Victorious Vintage – 5 Tips for Vintners to Get the Best Out of the 2025 Harvest
Photo by Kym Ellis on Unsplash
Harvest season waits for no one. The vines don’t care if you’re behind on paperwork, still negotiating with the bottling supplier, or pretending not to notice that your best secateurs disappeared last year. For those of us in the wine business, vintage rolls around with all the subtlety of a freight train.
With 2025 looming on the calendar, it’s time to get practical. No overcomplication. Just five focused tips that will help you get the most out of your upcoming harvest, without needing to reinvent the wheel—or the barrel.

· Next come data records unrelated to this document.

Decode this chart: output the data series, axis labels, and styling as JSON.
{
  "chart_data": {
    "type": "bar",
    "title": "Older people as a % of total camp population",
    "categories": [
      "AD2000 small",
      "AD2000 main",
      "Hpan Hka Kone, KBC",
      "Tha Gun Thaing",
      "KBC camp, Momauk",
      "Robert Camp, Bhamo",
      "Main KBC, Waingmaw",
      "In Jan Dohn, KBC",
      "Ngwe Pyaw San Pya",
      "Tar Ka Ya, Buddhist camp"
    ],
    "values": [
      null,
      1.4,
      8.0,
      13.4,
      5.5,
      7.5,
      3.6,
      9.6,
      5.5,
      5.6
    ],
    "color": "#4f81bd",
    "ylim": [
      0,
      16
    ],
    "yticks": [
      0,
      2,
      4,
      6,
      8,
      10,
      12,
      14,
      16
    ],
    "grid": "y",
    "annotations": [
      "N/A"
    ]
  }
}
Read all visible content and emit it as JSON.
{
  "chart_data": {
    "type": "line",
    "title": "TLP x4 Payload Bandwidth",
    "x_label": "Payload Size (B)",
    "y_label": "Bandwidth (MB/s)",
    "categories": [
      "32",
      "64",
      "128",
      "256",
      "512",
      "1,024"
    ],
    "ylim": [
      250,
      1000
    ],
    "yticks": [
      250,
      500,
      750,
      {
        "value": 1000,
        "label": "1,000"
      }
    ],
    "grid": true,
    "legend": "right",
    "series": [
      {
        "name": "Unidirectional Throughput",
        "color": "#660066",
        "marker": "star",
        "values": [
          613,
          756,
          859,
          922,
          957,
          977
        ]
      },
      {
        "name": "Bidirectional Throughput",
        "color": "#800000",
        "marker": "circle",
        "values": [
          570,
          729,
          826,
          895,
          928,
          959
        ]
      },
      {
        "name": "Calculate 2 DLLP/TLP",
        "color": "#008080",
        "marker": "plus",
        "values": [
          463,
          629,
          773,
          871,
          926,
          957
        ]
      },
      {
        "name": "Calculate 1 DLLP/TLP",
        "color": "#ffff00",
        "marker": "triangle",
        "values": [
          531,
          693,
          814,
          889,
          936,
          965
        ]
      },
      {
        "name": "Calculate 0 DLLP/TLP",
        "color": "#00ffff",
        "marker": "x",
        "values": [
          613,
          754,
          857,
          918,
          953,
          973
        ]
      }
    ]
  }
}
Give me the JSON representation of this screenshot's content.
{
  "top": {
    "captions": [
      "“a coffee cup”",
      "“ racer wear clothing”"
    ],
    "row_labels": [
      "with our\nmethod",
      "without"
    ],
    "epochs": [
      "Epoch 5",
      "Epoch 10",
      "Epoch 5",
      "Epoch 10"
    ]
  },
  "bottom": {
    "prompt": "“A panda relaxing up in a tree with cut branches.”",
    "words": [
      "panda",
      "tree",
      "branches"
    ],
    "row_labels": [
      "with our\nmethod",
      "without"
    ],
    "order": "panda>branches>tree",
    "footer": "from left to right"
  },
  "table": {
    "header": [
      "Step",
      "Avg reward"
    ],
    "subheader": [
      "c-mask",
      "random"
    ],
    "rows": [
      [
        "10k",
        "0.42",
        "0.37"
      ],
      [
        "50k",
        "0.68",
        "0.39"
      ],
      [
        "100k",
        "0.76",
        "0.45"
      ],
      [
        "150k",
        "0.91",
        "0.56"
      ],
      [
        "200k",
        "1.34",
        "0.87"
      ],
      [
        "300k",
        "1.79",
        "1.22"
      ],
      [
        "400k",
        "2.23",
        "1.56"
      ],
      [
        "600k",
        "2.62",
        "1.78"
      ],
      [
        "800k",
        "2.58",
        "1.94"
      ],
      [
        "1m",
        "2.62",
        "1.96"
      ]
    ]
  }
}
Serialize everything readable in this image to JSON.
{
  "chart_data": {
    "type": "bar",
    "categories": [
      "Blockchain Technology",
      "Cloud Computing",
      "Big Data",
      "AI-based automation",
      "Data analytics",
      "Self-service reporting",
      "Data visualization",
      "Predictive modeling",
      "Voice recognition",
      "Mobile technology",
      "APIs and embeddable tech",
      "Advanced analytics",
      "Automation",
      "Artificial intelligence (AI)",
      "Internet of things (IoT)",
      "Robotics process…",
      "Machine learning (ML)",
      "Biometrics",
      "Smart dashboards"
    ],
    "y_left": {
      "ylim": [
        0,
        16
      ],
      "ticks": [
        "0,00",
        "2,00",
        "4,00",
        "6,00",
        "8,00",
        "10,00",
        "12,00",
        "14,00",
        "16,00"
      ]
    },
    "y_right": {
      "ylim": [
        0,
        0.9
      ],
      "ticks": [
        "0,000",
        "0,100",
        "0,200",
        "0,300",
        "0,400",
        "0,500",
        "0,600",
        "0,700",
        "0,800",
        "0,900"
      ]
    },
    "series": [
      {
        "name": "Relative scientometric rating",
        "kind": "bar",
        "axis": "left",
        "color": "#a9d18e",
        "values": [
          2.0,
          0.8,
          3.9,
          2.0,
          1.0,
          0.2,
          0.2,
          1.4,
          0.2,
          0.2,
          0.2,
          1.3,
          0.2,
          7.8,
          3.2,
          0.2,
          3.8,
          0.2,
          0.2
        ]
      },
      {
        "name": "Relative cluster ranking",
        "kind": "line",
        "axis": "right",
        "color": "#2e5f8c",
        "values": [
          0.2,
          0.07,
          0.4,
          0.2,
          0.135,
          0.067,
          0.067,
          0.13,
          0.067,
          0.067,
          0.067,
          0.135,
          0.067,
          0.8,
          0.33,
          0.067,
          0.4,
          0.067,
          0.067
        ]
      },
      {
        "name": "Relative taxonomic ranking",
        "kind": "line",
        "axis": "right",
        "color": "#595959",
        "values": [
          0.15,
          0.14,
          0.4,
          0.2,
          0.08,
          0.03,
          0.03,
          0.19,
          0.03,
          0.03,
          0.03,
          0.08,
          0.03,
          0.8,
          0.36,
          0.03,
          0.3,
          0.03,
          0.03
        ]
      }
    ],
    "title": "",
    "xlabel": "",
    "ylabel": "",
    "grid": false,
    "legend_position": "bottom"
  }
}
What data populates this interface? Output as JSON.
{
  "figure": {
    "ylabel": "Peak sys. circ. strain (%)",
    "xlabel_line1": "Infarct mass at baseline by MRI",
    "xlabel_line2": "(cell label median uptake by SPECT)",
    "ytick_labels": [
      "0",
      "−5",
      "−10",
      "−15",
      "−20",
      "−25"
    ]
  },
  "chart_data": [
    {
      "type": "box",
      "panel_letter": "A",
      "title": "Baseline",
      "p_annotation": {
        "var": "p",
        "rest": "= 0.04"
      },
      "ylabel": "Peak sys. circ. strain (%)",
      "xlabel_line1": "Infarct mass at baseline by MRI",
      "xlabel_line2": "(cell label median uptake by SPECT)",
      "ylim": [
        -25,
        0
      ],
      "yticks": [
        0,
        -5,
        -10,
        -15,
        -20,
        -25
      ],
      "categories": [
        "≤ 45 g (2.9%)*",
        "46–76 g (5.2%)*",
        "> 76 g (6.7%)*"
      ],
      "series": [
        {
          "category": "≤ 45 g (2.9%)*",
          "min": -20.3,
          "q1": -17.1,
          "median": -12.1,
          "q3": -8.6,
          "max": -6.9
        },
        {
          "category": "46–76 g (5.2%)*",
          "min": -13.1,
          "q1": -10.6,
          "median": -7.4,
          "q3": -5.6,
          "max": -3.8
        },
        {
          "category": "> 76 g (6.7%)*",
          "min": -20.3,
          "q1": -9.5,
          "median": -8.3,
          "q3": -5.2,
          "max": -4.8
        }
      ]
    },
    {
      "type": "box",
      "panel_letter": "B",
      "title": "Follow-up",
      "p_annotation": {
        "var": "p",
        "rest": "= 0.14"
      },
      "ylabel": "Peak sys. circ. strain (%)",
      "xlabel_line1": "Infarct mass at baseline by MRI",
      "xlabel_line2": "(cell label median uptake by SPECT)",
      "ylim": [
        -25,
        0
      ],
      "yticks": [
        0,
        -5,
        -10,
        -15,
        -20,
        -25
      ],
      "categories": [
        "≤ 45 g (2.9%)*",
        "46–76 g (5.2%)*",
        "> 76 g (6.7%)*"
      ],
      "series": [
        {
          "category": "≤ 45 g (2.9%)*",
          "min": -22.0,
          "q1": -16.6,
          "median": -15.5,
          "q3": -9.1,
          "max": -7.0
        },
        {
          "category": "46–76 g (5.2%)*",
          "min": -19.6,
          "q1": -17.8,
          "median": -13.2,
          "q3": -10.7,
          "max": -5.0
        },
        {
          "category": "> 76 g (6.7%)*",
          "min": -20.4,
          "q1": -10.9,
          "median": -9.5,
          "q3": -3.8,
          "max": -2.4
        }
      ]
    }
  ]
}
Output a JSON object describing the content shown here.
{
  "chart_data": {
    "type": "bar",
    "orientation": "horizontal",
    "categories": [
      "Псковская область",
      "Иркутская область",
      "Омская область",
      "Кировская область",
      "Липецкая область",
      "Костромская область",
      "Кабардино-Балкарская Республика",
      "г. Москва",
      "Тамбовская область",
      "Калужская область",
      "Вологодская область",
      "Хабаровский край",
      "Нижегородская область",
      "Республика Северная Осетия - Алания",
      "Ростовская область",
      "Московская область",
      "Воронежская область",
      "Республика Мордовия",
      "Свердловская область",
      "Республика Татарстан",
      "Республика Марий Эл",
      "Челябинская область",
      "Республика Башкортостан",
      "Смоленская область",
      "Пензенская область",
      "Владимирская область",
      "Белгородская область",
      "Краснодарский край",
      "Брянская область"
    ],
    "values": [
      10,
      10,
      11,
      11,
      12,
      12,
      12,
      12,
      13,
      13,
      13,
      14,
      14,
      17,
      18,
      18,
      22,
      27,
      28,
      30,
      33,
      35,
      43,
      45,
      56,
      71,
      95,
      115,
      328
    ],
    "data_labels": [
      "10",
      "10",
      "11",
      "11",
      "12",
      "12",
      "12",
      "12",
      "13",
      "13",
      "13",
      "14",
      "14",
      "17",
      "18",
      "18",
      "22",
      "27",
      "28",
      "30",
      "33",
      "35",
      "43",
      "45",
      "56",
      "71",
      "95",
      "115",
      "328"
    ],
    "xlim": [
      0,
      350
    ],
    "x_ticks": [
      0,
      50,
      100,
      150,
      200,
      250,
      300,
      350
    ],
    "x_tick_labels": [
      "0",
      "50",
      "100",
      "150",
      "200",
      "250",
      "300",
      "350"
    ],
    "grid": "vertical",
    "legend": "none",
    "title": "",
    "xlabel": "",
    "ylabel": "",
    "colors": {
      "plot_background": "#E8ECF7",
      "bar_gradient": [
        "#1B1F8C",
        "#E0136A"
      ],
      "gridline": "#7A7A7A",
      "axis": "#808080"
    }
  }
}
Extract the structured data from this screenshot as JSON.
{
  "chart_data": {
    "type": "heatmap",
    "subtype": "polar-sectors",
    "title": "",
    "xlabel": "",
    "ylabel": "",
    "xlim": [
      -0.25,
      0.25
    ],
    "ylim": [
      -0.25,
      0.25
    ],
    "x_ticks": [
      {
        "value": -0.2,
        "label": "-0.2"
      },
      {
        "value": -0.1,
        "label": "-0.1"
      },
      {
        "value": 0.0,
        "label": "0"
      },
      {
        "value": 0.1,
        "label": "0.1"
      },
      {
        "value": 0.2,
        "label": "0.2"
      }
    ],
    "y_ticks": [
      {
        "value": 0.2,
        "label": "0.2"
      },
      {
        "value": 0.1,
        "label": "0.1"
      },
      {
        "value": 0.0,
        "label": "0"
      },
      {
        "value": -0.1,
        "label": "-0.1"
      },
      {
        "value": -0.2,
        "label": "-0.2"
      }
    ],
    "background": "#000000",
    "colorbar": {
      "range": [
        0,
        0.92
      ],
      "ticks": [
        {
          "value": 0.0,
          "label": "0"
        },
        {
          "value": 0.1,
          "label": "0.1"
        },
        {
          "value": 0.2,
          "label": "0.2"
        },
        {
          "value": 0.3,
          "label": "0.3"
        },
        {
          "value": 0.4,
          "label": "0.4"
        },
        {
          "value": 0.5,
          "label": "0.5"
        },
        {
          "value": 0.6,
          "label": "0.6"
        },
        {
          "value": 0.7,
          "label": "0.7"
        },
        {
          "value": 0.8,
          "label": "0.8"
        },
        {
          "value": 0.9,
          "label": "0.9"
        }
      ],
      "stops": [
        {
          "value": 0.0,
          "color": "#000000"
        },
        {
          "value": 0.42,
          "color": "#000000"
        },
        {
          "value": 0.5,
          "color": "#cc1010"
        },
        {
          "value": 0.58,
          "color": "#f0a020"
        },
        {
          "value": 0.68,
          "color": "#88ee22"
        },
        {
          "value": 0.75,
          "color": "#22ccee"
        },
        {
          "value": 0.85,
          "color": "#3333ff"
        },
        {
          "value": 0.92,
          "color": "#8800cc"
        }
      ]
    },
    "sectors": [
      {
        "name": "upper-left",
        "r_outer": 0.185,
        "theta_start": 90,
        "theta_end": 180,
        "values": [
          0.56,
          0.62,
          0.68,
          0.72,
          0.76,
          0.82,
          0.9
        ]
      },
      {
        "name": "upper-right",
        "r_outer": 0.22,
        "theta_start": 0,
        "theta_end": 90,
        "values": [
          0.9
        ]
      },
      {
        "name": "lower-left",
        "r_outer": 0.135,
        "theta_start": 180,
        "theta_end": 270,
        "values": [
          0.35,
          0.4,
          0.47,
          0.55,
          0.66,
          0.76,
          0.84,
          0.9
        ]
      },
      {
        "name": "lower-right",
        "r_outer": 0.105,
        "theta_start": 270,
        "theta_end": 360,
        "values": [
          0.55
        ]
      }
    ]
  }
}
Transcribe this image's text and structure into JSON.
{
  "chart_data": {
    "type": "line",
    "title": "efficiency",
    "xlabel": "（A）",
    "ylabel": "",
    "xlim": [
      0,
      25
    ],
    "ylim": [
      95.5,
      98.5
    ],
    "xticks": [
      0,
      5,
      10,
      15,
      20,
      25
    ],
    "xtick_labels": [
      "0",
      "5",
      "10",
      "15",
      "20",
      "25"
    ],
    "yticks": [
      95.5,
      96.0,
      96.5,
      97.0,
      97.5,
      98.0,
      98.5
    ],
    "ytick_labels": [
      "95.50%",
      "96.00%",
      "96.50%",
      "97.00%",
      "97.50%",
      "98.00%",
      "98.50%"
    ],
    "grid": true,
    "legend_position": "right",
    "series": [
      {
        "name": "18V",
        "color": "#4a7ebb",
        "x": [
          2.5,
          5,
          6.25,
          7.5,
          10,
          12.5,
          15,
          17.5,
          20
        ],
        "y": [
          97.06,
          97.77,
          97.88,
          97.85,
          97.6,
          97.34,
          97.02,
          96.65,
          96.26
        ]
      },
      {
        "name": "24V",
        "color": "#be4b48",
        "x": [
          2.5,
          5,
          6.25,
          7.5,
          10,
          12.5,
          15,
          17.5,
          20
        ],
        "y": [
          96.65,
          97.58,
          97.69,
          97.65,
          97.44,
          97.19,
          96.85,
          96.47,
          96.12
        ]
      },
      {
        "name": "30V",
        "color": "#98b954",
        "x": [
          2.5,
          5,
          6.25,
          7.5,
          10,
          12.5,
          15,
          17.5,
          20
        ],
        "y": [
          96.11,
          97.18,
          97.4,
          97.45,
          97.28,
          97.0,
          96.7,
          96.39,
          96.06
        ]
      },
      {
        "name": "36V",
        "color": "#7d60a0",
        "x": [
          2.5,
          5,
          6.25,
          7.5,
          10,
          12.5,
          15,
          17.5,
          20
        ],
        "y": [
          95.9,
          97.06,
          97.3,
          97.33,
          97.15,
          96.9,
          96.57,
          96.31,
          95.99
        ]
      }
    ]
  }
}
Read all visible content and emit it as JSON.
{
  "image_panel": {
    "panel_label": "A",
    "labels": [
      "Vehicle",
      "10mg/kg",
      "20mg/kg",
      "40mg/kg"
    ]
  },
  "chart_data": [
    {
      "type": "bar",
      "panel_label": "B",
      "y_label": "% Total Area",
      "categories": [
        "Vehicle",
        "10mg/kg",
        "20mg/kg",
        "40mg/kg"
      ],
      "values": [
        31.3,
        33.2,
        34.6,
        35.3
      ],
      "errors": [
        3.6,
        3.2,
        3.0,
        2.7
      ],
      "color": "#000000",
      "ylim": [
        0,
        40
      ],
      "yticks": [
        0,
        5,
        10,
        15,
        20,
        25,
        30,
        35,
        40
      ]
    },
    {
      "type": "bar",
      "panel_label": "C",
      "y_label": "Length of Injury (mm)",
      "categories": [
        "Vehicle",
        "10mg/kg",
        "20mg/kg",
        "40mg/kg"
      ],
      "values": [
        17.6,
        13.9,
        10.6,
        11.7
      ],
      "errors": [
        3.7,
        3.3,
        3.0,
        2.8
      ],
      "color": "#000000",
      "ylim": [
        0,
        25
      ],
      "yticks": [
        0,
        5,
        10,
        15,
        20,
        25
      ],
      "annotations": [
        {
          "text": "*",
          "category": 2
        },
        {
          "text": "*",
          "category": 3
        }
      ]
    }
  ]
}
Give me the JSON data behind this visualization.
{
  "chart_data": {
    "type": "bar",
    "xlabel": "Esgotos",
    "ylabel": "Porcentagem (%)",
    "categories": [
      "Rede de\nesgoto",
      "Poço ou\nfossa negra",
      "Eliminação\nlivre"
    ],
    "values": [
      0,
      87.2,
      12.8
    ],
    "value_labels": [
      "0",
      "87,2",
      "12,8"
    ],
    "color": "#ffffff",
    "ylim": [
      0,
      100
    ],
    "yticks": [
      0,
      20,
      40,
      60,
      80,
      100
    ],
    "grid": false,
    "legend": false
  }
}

1. Get Your Machinery in Shape Before It’s Too Late
There’s nothing quite like a grape harvester breaking down right as the fruit hits peak ripeness. Skip the drama and give your machinery a proper once-over well before harvest kicks off. Maintenance beats miracles.
If you’re running a Braud, you’re in good company. Be sure to source quality Braud grape harvester parts ahead of time. Spare belts, filters, and those oddly specific bolts you can never find when you need them—get them now. The vines won’t pause while you wait on shipping.
2. Don’t Wing Your Labor Planning
Asking your cousin’s friend to help pick grapes worked when you were running four rows and paying in cases of shiraz. These days, you need a reliable team that shows up on time, understands what “gentle handling” means, and doesn’t flatten half the row trying to use the quad bike.
Start sorting your harvest crew early. Consider working with labor hire firms if needed, or sweet-talk last year’s team back with slightly better food and marginally improved working conditions. Trust is earned, especially when it’s 6 a.m. and raining.
3. Taste More, Guess Less
No one wants underripe fruit. No one wants overripe fruit either. Every vineyard talks about “harvest timing” like it’s sacred, then some of us go and eyeball it anyway. Stop that.
Taste the fruit. Test it properly. Sugar levels, acidity, tannin development—yes, they all matter. So, it’s not just about the numbers, but how the fruit actually tastes. Walk the rows. Check the different blocks. Take notes like you’re trying to impress a high school chemistry teacher. Then harvest accordingly.
4. Sort the Logistics Before You’re Covered in Grape Juice
Harvest doesn’t just mean picking grapes. It means bins, trailers, forklifts, fermenters, hoses, and more hoses. It’s always the hoses. If you haven’t mapped out your harvest flow, now’s the time.
Figure out where the fruit is going once it’s picked. Where it gets sorted, and where it goes next. Every unnecessary step between vine and tank is a chance to lose quality or trip over a pump cable. Tighten up your setup so your team can work smarter, not just faster. The wine will thank you.
5. Don’t Forget the Endgame
It’s easy to get caught up in harvest mode and forget why you’re doing all this in the first place. Great wine doesn’t just happen in the vineyard. It comes from intention. From understanding what kind of wine you’re trying to make, to handling the fruit accordingly from the start.
Talk to your winemaker, even if that’s you, and get clear on the style. Keep that in mind when you’re deciding on picking order, maceration times, or how much to press. A little forward thinking now saves a lot of second-guessing later.
The 2025 harvest will arrive whether you’re ready or not. With solid prep, the right parts, a few trusted hands, and an actual plan, it can be your smoothest yet. Or at least smoother than last year. Which, frankly, is a perfectly respectable goal.